Dazu wird zu Beginn der Arbeit auf den Begriff der Freundschaft eingegangen (Kap. 2.1) und ihr Stellenwert in der soziologischen Forschung erläutert werden (Kap. 2.2). Danach werden ihre wesentlichsten Charaktereigenschaften beschrieben (Kap. 2.3) und die bedeutendsten Funktionen dargelegt (2.4). In Kapitel 3 wird das Forschungsvorhaben dargestellt, indem auf das Forschungsinteresse und die Fragestellungen (3.1), den Forschungsstand des zu untersuchenden Themas (3.2) und auf die methodische Vorgehensweise (3.3) eingegangen wird. In Kapitel 4 erfolgt die Darstellung der Ergebnisse: Zuerst werden spezifische Charaktereigenschaften (4.1) dann besondere Funktionen (4.2) und anschließend Entstehungsbedingungen (4.3) einer Freundschaft am Arbeitsplatz diskutiert. Das Fazit gibt noch einmal einen kurzen Überblick über das Gelesene und regt weiterführende Fragestellungen an.

2. Freundschaft

2.1 Versuch einer Begriffsbestimmung

„Es gibt Worte, die durch die Jahrhunderte von Mund zu Mund gehen, ohne dass ihr begrifflicher Inhalt je klar und scharf umrissen vor das innere Auge tritt.“ (Kracauer 1971: „Über die Freundschaft“)

Der Begriff der Freundschaft ist ein sehr vager, eine allgemein anerkannte Definition des vielschichtigen Phänomens noch ausstehend. Nach dem Brockhaus Lexikon etwa kann Freundschaft verstanden werden als eine „Form sozialer Beziehung zwischen zwei oder mehreren (besonders gleichgeschlechtlichen) Partnern, die durch persönlichkeitsbezogene Vertrautheit, Hilfs- und Opferbereitschaft und freiwillige Verantwortung für den anderen bestimmt ist“ (Brockhaus Lexikon 1996: 694f).

Während diesem Verständnis von Freundschaft bereits bestimmte Funktionsleistungen von beteiligten Akteuren und Akteurinnen, also Freunden und Freundinnen, implizit zu Grunde liegen, vernachlässigt das Wörterbuch der Soziologie in ihrer Definition des Begriffes diesen Aspekt und erläutert dafür dessen psychologische und soziale Bedingungen.
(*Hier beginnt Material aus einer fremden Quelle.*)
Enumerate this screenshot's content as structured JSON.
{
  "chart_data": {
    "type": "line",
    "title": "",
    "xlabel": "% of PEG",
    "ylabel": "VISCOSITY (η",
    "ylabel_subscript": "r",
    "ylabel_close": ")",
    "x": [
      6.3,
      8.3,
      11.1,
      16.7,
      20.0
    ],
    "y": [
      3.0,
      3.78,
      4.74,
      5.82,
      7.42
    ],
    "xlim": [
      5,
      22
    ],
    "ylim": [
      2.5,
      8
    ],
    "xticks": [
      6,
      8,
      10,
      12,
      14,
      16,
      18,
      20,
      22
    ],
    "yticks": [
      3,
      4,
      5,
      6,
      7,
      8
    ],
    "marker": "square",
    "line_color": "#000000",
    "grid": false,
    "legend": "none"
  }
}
Indem Freundschaft als „persönliche, freiwillige und dauerhafte Beziehung zwischen zwei oder mehreren Personen mit emotionaler, in der Regel aber ohne sexuelle Bindung und ohne soziale Kontrolle von außen“ (Wörterbuch der Soziologie 1989: 216) beschrieben wird, hebt sich die Bedeutung der Individualität, des Persönlichen hervor. Besonders dem Aspekt der Freiwilligkeit wird in vielen Definitionsversuchen große Bedeutung beigemessen, wird sie doch als unumgehbare Grundvoraussetzung für die Entstehung und den Erhalt einer Freundschaft betrachtet (vgl. Kap. 2.3). Auch für Friedrich Tenbruck spielt die Freiwilligkeit eine zentrale Rolle, denn „ man wählt sich einen Freund, während man Primärgruppen zugeteilt sein kann “ (Tenbruck 1964: 431).
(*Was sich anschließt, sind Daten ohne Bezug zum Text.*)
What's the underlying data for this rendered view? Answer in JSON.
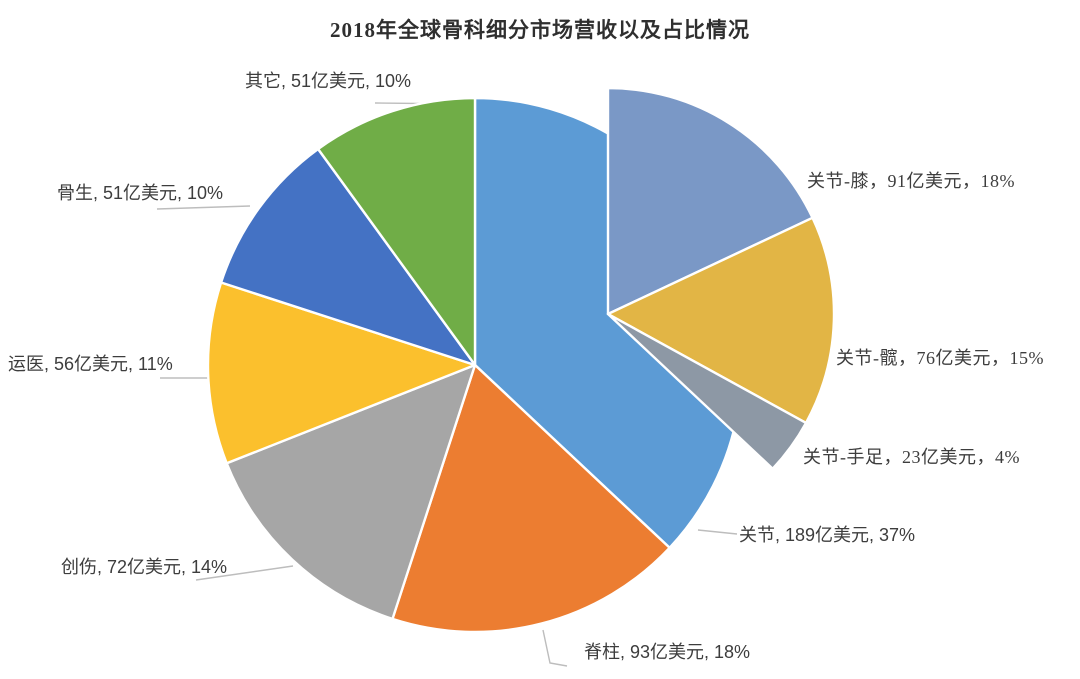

Für Tenbruck stellt Freundschaft eine spezifische Spielart persönlicher Beziehungen dar, die wir systematisch neben anderen Formen der persönlichen Beziehungen, wie Kameradschaft, Feindschaft, Hass, Liebe und ähnlichen Erscheinungen, klassifizieren (vgl. Tenbruck 1964: 434). Auch Allan geht davon aus, dass persönliche Beziehungen viele verschiedene Formen annehmen können, wobei – außerhalb der Familie - die Freundschaft aufgrund der ihr zugesprochenen persönlichen und kulturellen Bedeutung die wichtigste darstellt (vgl. Allan 1989: 1). Eine Definition des Freundschaftsbegriffes muss von gesellschaftlichen Gegebenheiten abhängig verstanden werden, weswegen diese auch nicht für alle Epochen und Gesellschaftsformen eindeutig bestimmt werden kann (vgl. Neichl 2000: 31).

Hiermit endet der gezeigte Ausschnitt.